= Richard Gardiner (English divine) =

English Anglican priest

Richard Gardiner (1591–1670) was an English divine.

==Life==
Gardiner was born in 1591 at or near Hereford, and went to the grammar school of that town. In 1607 he entered Christ Church, Oxford, as a poor scholar, taking the degree of B.A. in 1611, M.A. in 1614, and D.D. in 1630. About this time he took holy orders, and, though he seems to have held no preferment, became known as a brilliant and quaint preacher.

As deputy-orator to the university, some time previous to 1620, he delivered an "eloquent oration" upon James I's gift of his own works to the library. James I, according to Wood, gave to Gardiner the reversion of the next vacant canonry at Christ Church in reward for a speech made before the king "in the Scottish tone". He was accordingly installed in 1629.

In 1630 he was appointed one of the chaplains in ordinary to Charles I. He continued deputy-orator, and in this capacity made the university oration to the king on his return from Edgehill. In 1647 he was examined several times before the parliamentary visitors, and deprived of his prebend.

He lived obscurely at Oxford, befriending poor royalists, until the Restoration, when he was reinstated (July 1660). From this time he devoted all his means to charitable purposes and to the enrichment of the college. Among other benefactions in 1662–5 he gave £510 towards rebuilding parts of Christ Church, and in 1663 he gave lands at Bourton-on-the-Water, Gloucestershire, to the support of two servitors on that foundation. He also erected a fountain in the quadrangle.
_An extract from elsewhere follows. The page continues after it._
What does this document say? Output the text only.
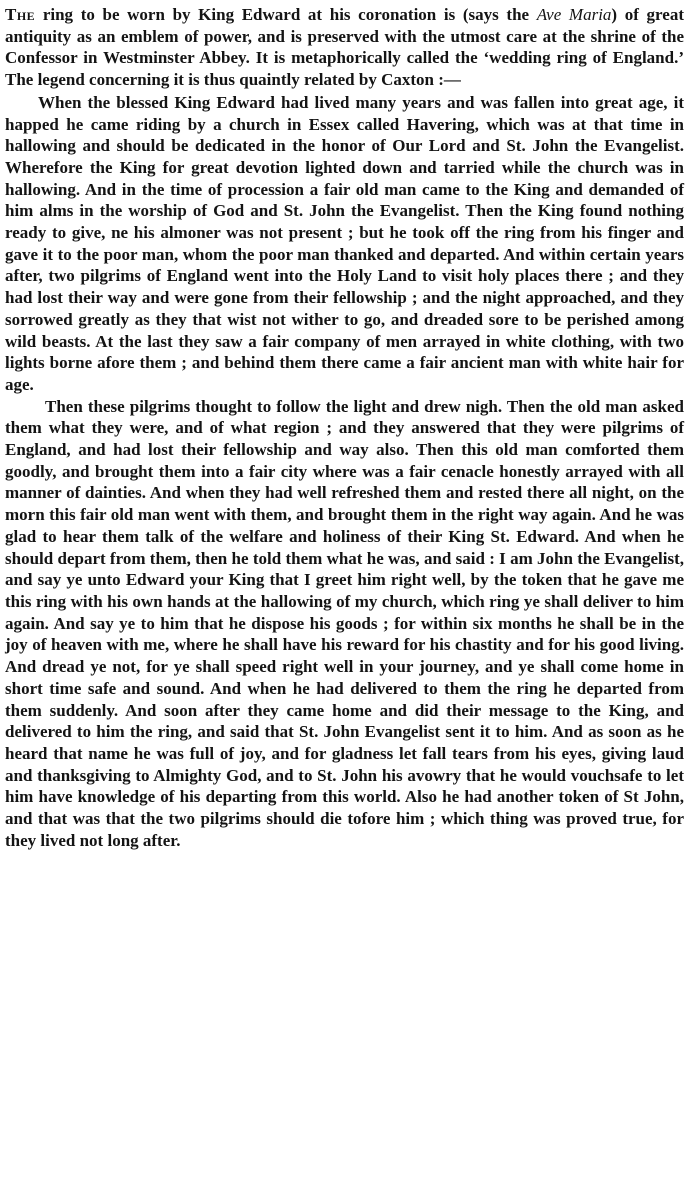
The ring to be worn by King Edward at his coronation is (says the Ave Maria) of great antiquity as an emblem of power, and is preserved with the utmost care at the shrine of the Confessor in Westminster Abbey. It is metaphorically called the ‘wedding ring of England.’ The legend concerning it is thus quaintly related by Caxton :—

When the blessed King Edward had lived many years and was fallen into great age, it happed he came riding by a church in Essex called Havering, which was at that time in hallowing and should be dedicated in the honor of Our Lord and St. John the Evangelist. Wherefore the King for great devotion lighted down and tarried while the church was in hallowing. And in the time of procession a fair old man came to the King and demanded of him alms in the worship of God and St. John the Evangelist. Then the King found nothing ready to give, ne his almoner was not present ; but he took off the ring from his finger and gave it to the poor man, whom the poor man thanked and departed. And within certain years after, two pilgrims of England went into the Holy Land to visit holy places there ; and they had lost their way and were gone from their fellowship ; and the night approached, and they sorrowed greatly as they that wist not wither to go, and dreaded sore to be perished among wild beasts. At the last they saw a fair company of men arrayed in white clothing, with two lights borne afore them ; and behind them there came a fair ancient man with white hair for age.

Then these pilgrims thought to follow the light and drew nigh. Then the old man asked them what they were, and of what region ; and they answered that they were pilgrims of England, and had lost their fellowship and way also. Then this old man comforted them goodly, and brought them into a fair city where was a fair cenacle honestly arrayed with all manner of dainties. And when they had well refreshed them and rested there all night, on the morn this fair old man went with them, and brought them in the right way again. And he was glad to hear them talk of the welfare and holiness of their King St. Edward. And when he should depart from them, then he told them what he was, and said : I am John the Evangelist, and say ye unto Edward your King that I greet him right well, by the token that he gave me this ring with his own hands at the hallowing of my church, which ring ye shall deliver to him again. And say ye to him that he dispose his goods ; for within six months he shall be in the joy of heaven with me, where he shall have his reward for his chastity and for his good living. And dread ye not, for ye shall speed right well in your journey, and ye shall come home in short time safe and sound. And when he had delivered to them the ring he departed from them suddenly. And soon after they came home and did their message to the King, and delivered to him the ring, and said that St. John Evangelist sent it to him. And as soon as he heard that name he was full of joy, and for gladness let fall tears from his eyes, giving laud and thanksgiving to Almighty God, and to St. John his avowry that he would vouchsafe to let him have knowledge of his departing from this world. Also he had another token of St John, and that was that the two pilgrims should die tofore him ; which thing was proved true, for they lived not long after.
He died at Oxford in 1670, aged 79, and was buried in the north choir aisle of Christ Church Cathedral, where a monument to his memory was erected, bearing a laudatory inscription by South, who succeeded him in his prebend.

==Works==
- "Sermon at St. Paul's Ch. on his Majesty's day of Inauguration", 27 March 1642.
- "Specimen Oratorium", a collection of his official speeches, published in London in 1653, and again in 1657. In 1662 it was reprinted with additions, and republished in 1668 and 1675.
- "Sixteen Sermons preached in the University of Oxford and at Court", 1659; besides several separate sermons.